Nature Communications (Nov 2023)

Brain methylome remodeling selectively regulates neuronal activity genes linking to emotional behaviors in mice exposed to maternal immune activation

  • Li Ma,
  • Feng Wang,
  • Yangping Li,
  • Jing Wang,
  • Qing Chang,
  • Yuanning Du,
  • Jotham Sadan,
  • Zhen Zhao,
  • Guoping Fan,
  • Bing Yao,
  • Jian-Fu Chen

DOI
https://doi.org/10.1038/s41467-023-43497-4
Journal volume & issue
Vol. 14, no. 1
pp. 1 – 15

Abstract

Read online

Abstract How early life experience is translated into storable epigenetic information leading to behavioral changes remains poorly understood.
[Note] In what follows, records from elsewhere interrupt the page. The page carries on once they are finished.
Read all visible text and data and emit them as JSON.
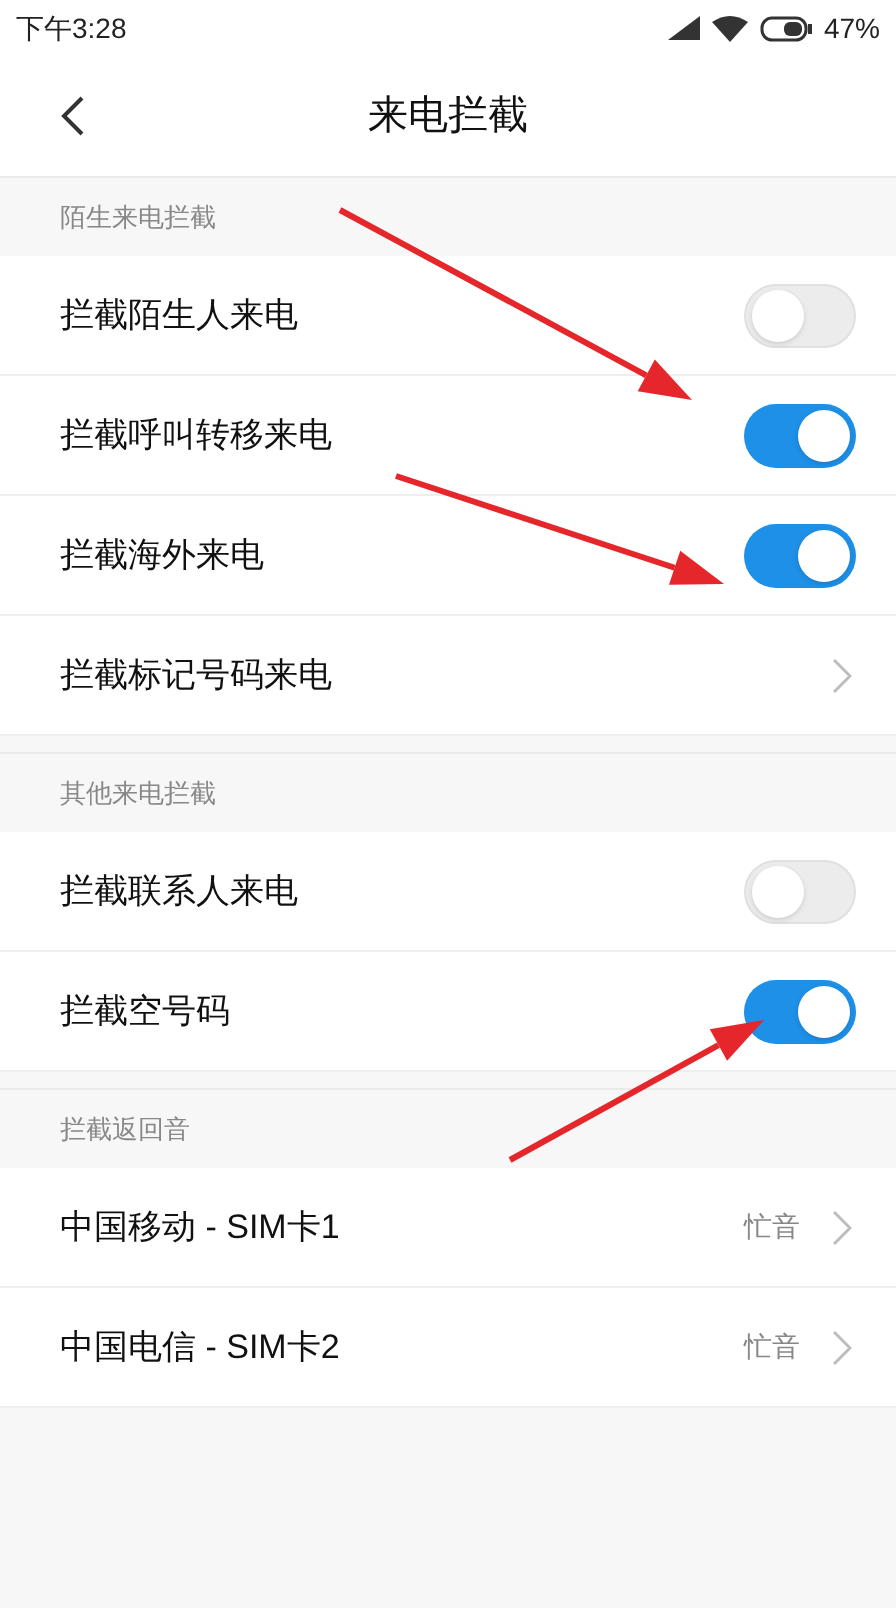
{
  "status_bar": {
    "time": "下午3:28",
    "battery": "47%"
  },
  "header": {
    "title": "来电拦截"
  },
  "sections": [
    {
      "title": "陌生来电拦截",
      "items": [
        {
          "kind": "toggle",
          "label": "拦截陌生人来电",
          "on": false
        },
        {
          "kind": "toggle",
          "label": "拦截呼叫转移来电",
          "on": true
        },
        {
          "kind": "toggle",
          "label": "拦截海外来电",
          "on": true
        },
        {
          "kind": "link",
          "label": "拦截标记号码来电"
        }
      ]
    },
    {
      "title": "其他来电拦截",
      "items": [
        {
          "kind": "toggle",
          "label": "拦截联系人来电",
          "on": false
        },
        {
          "kind": "toggle",
          "label": "拦截空号码",
          "on": true
        }
      ]
    },
    {
      "title": "拦截返回音",
      "items": [
        {
          "kind": "link",
          "label": "中国移动 - SIM卡1",
          "value": "忙音"
        },
        {
          "kind": "link",
          "label": "中国电信 - SIM卡2",
          "value": "忙音"
        }
      ]
    }
  ]
}
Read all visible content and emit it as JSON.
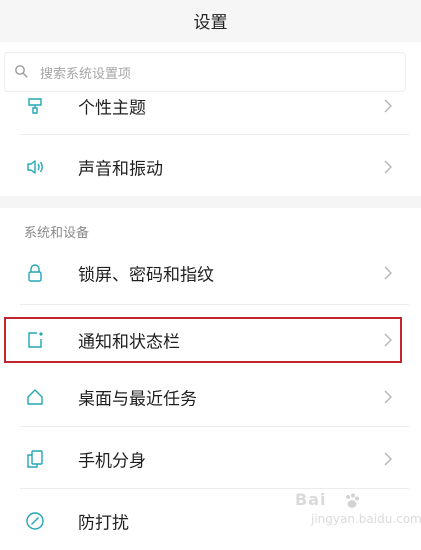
{
  "header": {
    "title": "设置"
  },
  "search": {
    "placeholder": "搜索系统设置项",
    "icon": "search-icon"
  },
  "items_top": [
    {
      "label": "个性主题",
      "icon": "theme-brush-icon"
    },
    {
      "label": "声音和振动",
      "icon": "speaker-icon"
    }
  ],
  "section": {
    "title": "系统和设备"
  },
  "items_system": [
    {
      "label": "锁屏、密码和指纹",
      "icon": "lock-icon"
    },
    {
      "label": "通知和状态栏",
      "icon": "notification-icon",
      "highlighted": true
    },
    {
      "label": "桌面与最近任务",
      "icon": "home-icon"
    },
    {
      "label": "手机分身",
      "icon": "clone-icon"
    },
    {
      "label": "防打扰",
      "icon": "do-not-disturb-icon"
    }
  ],
  "watermark": {
    "main": "Bai",
    "sub": "jingyan.baidu.com"
  },
  "colors": {
    "accent": "#23a6b5",
    "highlight_border": "#c0262b",
    "text_primary": "#1f1f1f",
    "text_secondary": "#8a8a8a"
  }
}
Here we found that Zika virus (ZIKV) induced-maternal immune activation (MIA) imparts offspring with anxiety- and depression-like behavior. By integrating bulk and single-nucleus RNA sequencing (snRNA-seq) with genome-wide 5hmC (5-hydroxymethylcytosine) profiling and 5mC (5-methylcytosine) profiling in prefrontal cortex (PFC) of ZIKV-affected male offspring mice, we revealed an overall loss of 5hmC and an increase of 5mC levels in intragenic regions, associated with transcriptional changes in neuropsychiatric disorder-related genes. In contrast to their rapid initiation and inactivation in normal conditions, immediate-early genes (IEGs) remain a sustained upregulation with enriched expression in excitatory neurons, which is coupled with increased 5hmC and decreased 5mC levels of IEGs in ZIKV-affected male offspring. Thus, MIA induces maladaptive methylome remodeling in brain and selectively regulates neuronal activity gene methylation linking to emotional behavioral abnormalities in offspring.